Real estate agents and brokers approved by Clear Capital provide property information and photos that supplement data from public sources, helping appraisers complete accurate desktop appraisals.
Real estate valuation tech provider Clear Capital has introduced two products aimed at helping lenders leverage the services of real estate agents and brokers in order to make the most of new rules allowing lenders to rely on desktop appraisals that don’t require in-person inspections when approving purchase loans.
Clear Capital’s Desktop Appraisal service works in conjunction with Desktop Data Collection, which employs a panel of certified data collectors — real estate agents or brokers approved by Clear Capital — to provide property information and photos that supplement data from public sources, helping appraisers complete accurate desktop appraisals.
Clear Capital says its Desktop Data Collection service, which can also be purchased as a separate product, provides coverage of 90 percent of the U.S.
The cost and risk performance of appraisals conducted using Desktop Appraisal “is consistent with traditional appraisals,” the company said, and standard pricing without any fee escalation means the appraisal costs are always clear upfront.

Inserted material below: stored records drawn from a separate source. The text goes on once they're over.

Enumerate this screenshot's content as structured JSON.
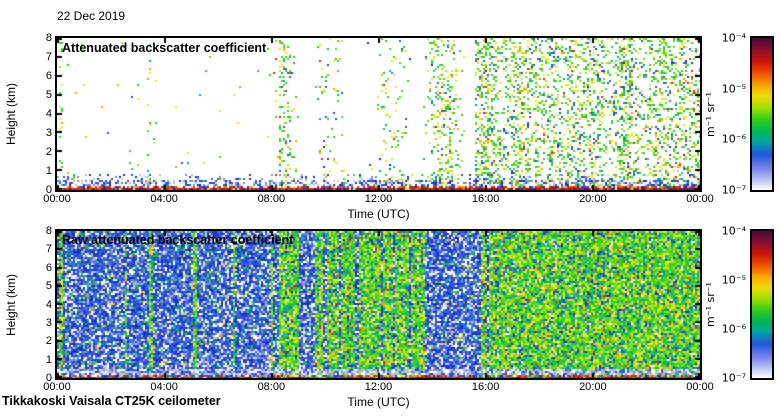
{
  "date_label": "22 Dec 2019",
  "footer_caption": "Tikkakoski Vaisala CT25K ceilometer",
  "colors": {
    "axis": "#000000",
    "background": "#ffffff"
  },
  "colorbar": {
    "unit": "m⁻¹ sr⁻¹",
    "tick_labels": [
      "10⁻⁴",
      "10⁻⁵",
      "10⁻⁶",
      "10⁻⁷"
    ],
    "scale": "log",
    "range_min": "1e-7",
    "range_max": "1e-4",
    "gradient": [
      "#46093f 0%",
      "#8c0f2e 8%",
      "#d21507 16%",
      "#ef5a00 24%",
      "#f6a400 31%",
      "#f2dc00 38%",
      "#9ee000 46%",
      "#2ecc1e 54%",
      "#00b45c 62%",
      "#00a8a0 68%",
      "#2256dc 77%",
      "#6f7fe8 85%",
      "#b9bff2 93%",
      "#ffffff 100%"
    ]
  },
  "palettes": {
    "specks": [
      [
        "#2fd01e",
        30
      ],
      [
        "#4ce02a",
        10
      ],
      [
        "#ece81c",
        20
      ],
      [
        "#a0e800",
        8
      ],
      [
        "#2b50e8",
        10
      ],
      [
        "#f5a800",
        7
      ],
      [
        "#00b078",
        6
      ],
      [
        "#00a8b0",
        3
      ],
      [
        "#e02800",
        2
      ],
      [
        "#1633cc",
        3
      ],
      [
        "#bcc2f5",
        1
      ]
    ],
    "blue_field": [
      [
        "#1633cc",
        20
      ],
      [
        "#2b50e8",
        24
      ],
      [
        "#3f64ea",
        12
      ],
      [
        "#7d8cee",
        10
      ],
      [
        "#bcc2f5",
        7
      ],
      [
        "#ffffff",
        16
      ],
      [
        "#2fd01e",
        4
      ],
      [
        "#00a8b0",
        2
      ],
      [
        "#ece81c",
        2
      ],
      [
        "#00b078",
        2
      ],
      [
        "#f5a800",
        1
      ]
    ],
    "green_field": [
      [
        "#2fd01e",
        24
      ],
      [
        "#4ce02a",
        12
      ],
      [
        "#a0e800",
        12
      ],
      [
        "#ece81c",
        16
      ],
      [
        "#00b078",
        8
      ],
      [
        "#00a8b0",
        5
      ],
      [
        "#2b50e8",
        8
      ],
      [
        "#1633cc",
        4
      ],
      [
        "#f5a800",
        4
      ],
      [
        "#ffffff",
        3
      ],
      [
        "#e02800",
        1
      ]
    ],
    "surface_red": [
      [
        "#a01010",
        28
      ],
      [
        "#e02800",
        30
      ],
      [
        "#701040",
        20
      ],
      [
        "#f06000",
        12
      ],
      [
        "#ece81c",
        5
      ],
      [
        "#1633cc",
        5
      ]
    ],
    "surface_mix": [
      [
        "#e02800",
        22
      ],
      [
        "#f06000",
        14
      ],
      [
        "#f5a800",
        10
      ],
      [
        "#2b50e8",
        16
      ],
      [
        "#1633cc",
        10
      ],
      [
        "#c0c0c0",
        10
      ],
      [
        "#ffffff",
        12
      ],
      [
        "#701040",
        6
      ]
    ],
    "surface_blue": [
      [
        "#2b50e8",
        30
      ],
      [
        "#1633cc",
        20
      ],
      [
        "#7d8cee",
        18
      ],
      [
        "#bcc2f5",
        12
      ],
      [
        "#c0c0c0",
        8
      ],
      [
        "#2fd01e",
        5
      ],
      [
        "#00a8b0",
        4
      ],
      [
        "#ece81c",
        3
      ]
    ],
    "surface_pale": [
      [
        "#ffffff",
        30
      ],
      [
        "#bcc2f5",
        25
      ],
      [
        "#7d8cee",
        18
      ],
      [
        "#c0c0c0",
        12
      ],
      [
        "#2b50e8",
        10
      ],
      [
        "#3f64ea",
        5
      ]
    ]
  },
  "chart_data": [
    {
      "type": "heatmap",
      "title": "Attenuated backscatter coefficient",
      "xlabel": "Time (UTC)",
      "ylabel": "Height (km)",
      "x_tick_labels": [
        "00:00",
        "04:00",
        "08:00",
        "12:00",
        "16:00",
        "20:00",
        "00:00"
      ],
      "x_tick_hours": [
        0,
        4,
        8,
        12,
        16,
        20,
        24
      ],
      "y_tick_labels": [
        "8",
        "7",
        "6",
        "5",
        "4",
        "3",
        "2",
        "1",
        "0"
      ],
      "y_ticks_km": [
        0,
        1,
        2,
        3,
        4,
        5,
        6,
        7,
        8
      ],
      "x_range_hours": [
        0,
        24
      ],
      "y_range_km": [
        0,
        8
      ],
      "value_unit": "m⁻¹ sr⁻¹",
      "value_range": [
        "1e-7",
        "1e-4"
      ],
      "seed": 11,
      "regions": [
        {
          "h0": 0,
          "h1": 8.3,
          "palette": "specks",
          "density": 0.006
        },
        {
          "h0": 8.3,
          "h1": 15.6,
          "palette": "specks",
          "density": 0.1,
          "banded": true
        },
        {
          "h0": 15.6,
          "h1": 24.01,
          "palette": "specks",
          "density": 0.27,
          "col_var": 0.35
        }
      ],
      "streaks": [
        {
          "at": 0.15,
          "w": 0.18,
          "palette": "specks",
          "density": 0.13
        },
        {
          "at": 3.0,
          "w": 0.1,
          "palette": "specks",
          "density": 0.05
        },
        {
          "at": 3.45,
          "w": 0.14,
          "palette": "specks",
          "density": 0.12
        },
        {
          "at": 6.6,
          "w": 0.08,
          "palette": "specks",
          "density": 0.04
        },
        {
          "at": 8.15,
          "w": 0.1,
          "palette": "specks",
          "density": 0.07
        }
      ],
      "surface_layers": [
        {
          "km0": 0,
          "km1": 0.12,
          "density": 1.0,
          "palette": "surface_red"
        },
        {
          "km0": 0.12,
          "km1": 0.26,
          "density": 0.75,
          "palette": "surface_mix"
        },
        {
          "km0": 0.26,
          "km1": 0.55,
          "density": 0.42,
          "palette": "surface_blue"
        },
        {
          "km0": 0.55,
          "km1": 0.85,
          "density": 0.12,
          "palette": "surface_blue"
        }
      ]
    },
    {
      "type": "heatmap",
      "title": "Raw attenuated backscatter coefficient",
      "xlabel": "Time (UTC)",
      "ylabel": "Height (km)",
      "x_tick_labels": [
        "00:00",
        "04:00",
        "08:00",
        "12:00",
        "16:00",
        "20:00",
        "00:00"
      ],
      "x_tick_hours": [
        0,
        4,
        8,
        12,
        16,
        20,
        24
      ],
      "y_tick_labels": [
        "8",
        "7",
        "6",
        "5",
        "4",
        "3",
        "2",
        "1",
        "0"
      ],
      "y_ticks_km": [
        0,
        1,
        2,
        3,
        4,
        5,
        6,
        7,
        8
      ],
      "x_range_hours": [
        0,
        24
      ],
      "y_range_km": [
        0,
        8
      ],
      "value_unit": "m⁻¹ sr⁻¹",
      "value_range": [
        "1e-7",
        "1e-4"
      ],
      "seed": 23,
      "regions": [
        {
          "h0": 0,
          "h1": 8.3,
          "palette": "blue_field",
          "density": 1
        },
        {
          "h0": 8.3,
          "h1": 9.05,
          "palette": "green_field",
          "density": 1
        },
        {
          "h0": 9.05,
          "h1": 9.65,
          "palette": "blue_field",
          "density": 1
        },
        {
          "h0": 9.65,
          "h1": 13.7,
          "palette": "green_field",
          "density": 1
        },
        {
          "h0": 13.7,
          "h1": 15.85,
          "palette": "blue_field",
          "density": 1
        },
        {
          "h0": 15.85,
          "h1": 24.01,
          "palette": "green_field",
          "density": 1
        }
      ],
      "streaks": [
        {
          "at": 0.15,
          "w": 0.12,
          "palette": "green_field",
          "density": 1
        },
        {
          "at": 2.6,
          "w": 0.1,
          "palette": "green_field",
          "density": 1
        },
        {
          "at": 3.5,
          "w": 0.16,
          "palette": "green_field",
          "density": 1
        },
        {
          "at": 5.15,
          "w": 0.1,
          "palette": "green_field",
          "density": 1
        },
        {
          "at": 6.6,
          "w": 0.07,
          "palette": "green_field",
          "density": 1
        },
        {
          "at": 8.0,
          "w": 0.08,
          "palette": "green_field",
          "density": 1
        },
        {
          "at": 10.0,
          "w": 0.1,
          "palette": "blue_field",
          "density": 1
        },
        {
          "at": 10.56,
          "w": 0.1,
          "palette": "blue_field",
          "density": 1
        },
        {
          "at": 11.2,
          "w": 0.08,
          "palette": "blue_field",
          "density": 1
        },
        {
          "at": 12.1,
          "w": 0.07,
          "palette": "blue_field",
          "density": 1
        },
        {
          "at": 12.55,
          "w": 0.07,
          "palette": "blue_field",
          "density": 1
        },
        {
          "at": 13.2,
          "w": 0.05,
          "palette": "blue_field",
          "density": 1
        },
        {
          "at": 16.1,
          "w": 0.08,
          "palette": "blue_field",
          "density": 1
        }
      ],
      "surface_layers": [
        {
          "km0": 0,
          "km1": 0.1,
          "density": 1.0,
          "palette": "surface_red"
        },
        {
          "km0": 0.1,
          "km1": 0.2,
          "density": 0.7,
          "palette": "surface_mix"
        },
        {
          "km0": 0.2,
          "km1": 0.5,
          "density": 0.8,
          "palette": "surface_pale"
        }
      ]
    }
  ]
}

“The recent additions of desktop appraisals to Fannie Mae and Freddie Mac’s selling guides were an important milestone for our industry, as the desktop option can help deliver more timely appraisals while mitigating appraiser capacity restraints and helping to standardize property data collection,” said Clear Capital CEO Duane Andrews, in a statement. “Through our Desktop Appraisal solution, seasoned appraisers can deliver an opinion of value up to 50 percent faster than a traditional appraisal, meaning mortgage lenders can confidently close loans faster for their customers.”

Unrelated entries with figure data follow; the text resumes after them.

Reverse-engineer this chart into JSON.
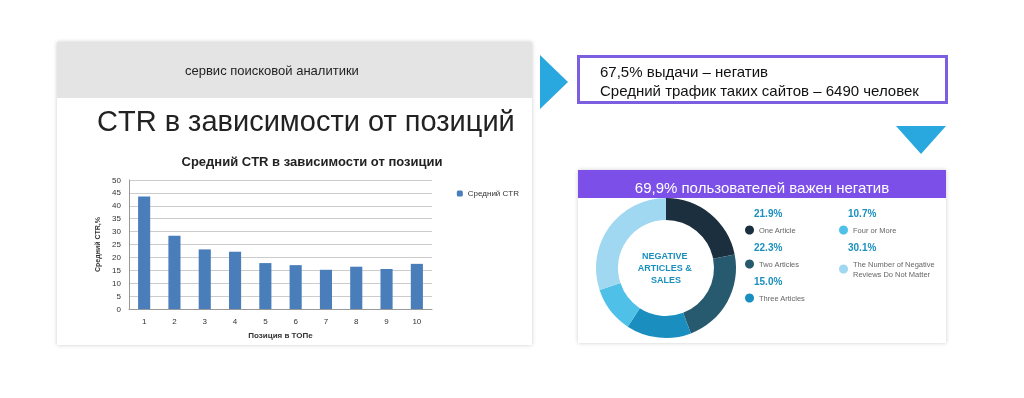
{
  "chart_data": [
    {
      "type": "bar",
      "title": "Средний CTR в зависимости от позиции",
      "annotations": [
        "сервис поисковой аналитики",
        "CTR в зависимости от позиций"
      ],
      "xlabel": "Позиция в ТОПе",
      "ylabel": "Средний CTR,%",
      "categories": [
        "1",
        "2",
        "3",
        "4",
        "5",
        "6",
        "7",
        "8",
        "9",
        "10"
      ],
      "series": [
        {
          "name": "Средний CTR",
          "color": "#4a7ebb",
          "values": [
            43.6,
            28.4,
            23.1,
            22.2,
            17.8,
            17.0,
            15.2,
            16.4,
            15.5,
            17.5
          ]
        }
      ],
      "ylim": [
        0,
        50
      ],
      "yticks": [
        0,
        5,
        10,
        15,
        20,
        25,
        30,
        35,
        40,
        45,
        50
      ],
      "grid": "y",
      "legend": "right"
    },
    {
      "type": "other",
      "annotations": [
        "67,5% выдачи – негатив",
        "Средний трафик таких сайтов – 6490 человек"
      ]
    },
    {
      "type": "donut",
      "title": "69,9% пользователей важен негатив",
      "annotations": [
        "NEGATIVE ARTICLES & SALES"
      ],
      "categories": [
        "One Article",
        "Two Articles",
        "Three Articles",
        "Four or More",
        "The Number of Negative Reviews Do Not Matter"
      ],
      "values": [
        21.9,
        22.3,
        15.0,
        10.7,
        30.1
      ],
      "value_labels": [
        "21.9%",
        "22.3%",
        "15.0%",
        "10.7%",
        "30.1%"
      ],
      "colors": [
        "#1b2f3e",
        "#285a6f",
        "#1a8fbf",
        "#4fc0e8",
        "#9fd8f0"
      ],
      "legend": "right"
    }
  ]
}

Previously used mostly for home equity loans and by loan servicers and investors, desktop appraisals rely primarily on tax records and data from multiple listing services (MLSs).
Fannie Mae and Freddie Mac’s federal regulator, the Federal Housing Finance Agency (FHFA), allowed desktop appraisals to be used for purchase loans as an emergency measure at the outset of the pandemic, when in-person home inspections were considered a health risk.
After reviewing data collected on the performance of loans approved through desktop appraisal, FHFA announced in October that it would allow Fannie and Freddie to expand the use of desktop appraisals for purchase loans.
“The housing market is always changing, and we need to ensure that our structures and systems grow and evolve with it by fully using all the appropriate tools and available information,” FHFA Acting Director Sandra Thompson said at the time. “With desktop appraisals, an appraiser brings their valuation expertise to information that has already been made available to them, such as through listings. This can help each appraiser complete more loans in a day, and it can also help rural communities more readily obtain a necessary appraisal when the borrower is purchasing a property.”
Last month, Reno-based Clear Capital announced ClearPhoto, AI-driven rules built into the company’s collateral review tool that automates the review of property photos to ensure they are aligned with appraisal data.
Last year, the company announced ClearInsight, a mobile app that helps agents, homeowners and appraisers collect data on a home’s contents and location information as well as capture floor plans and internal images.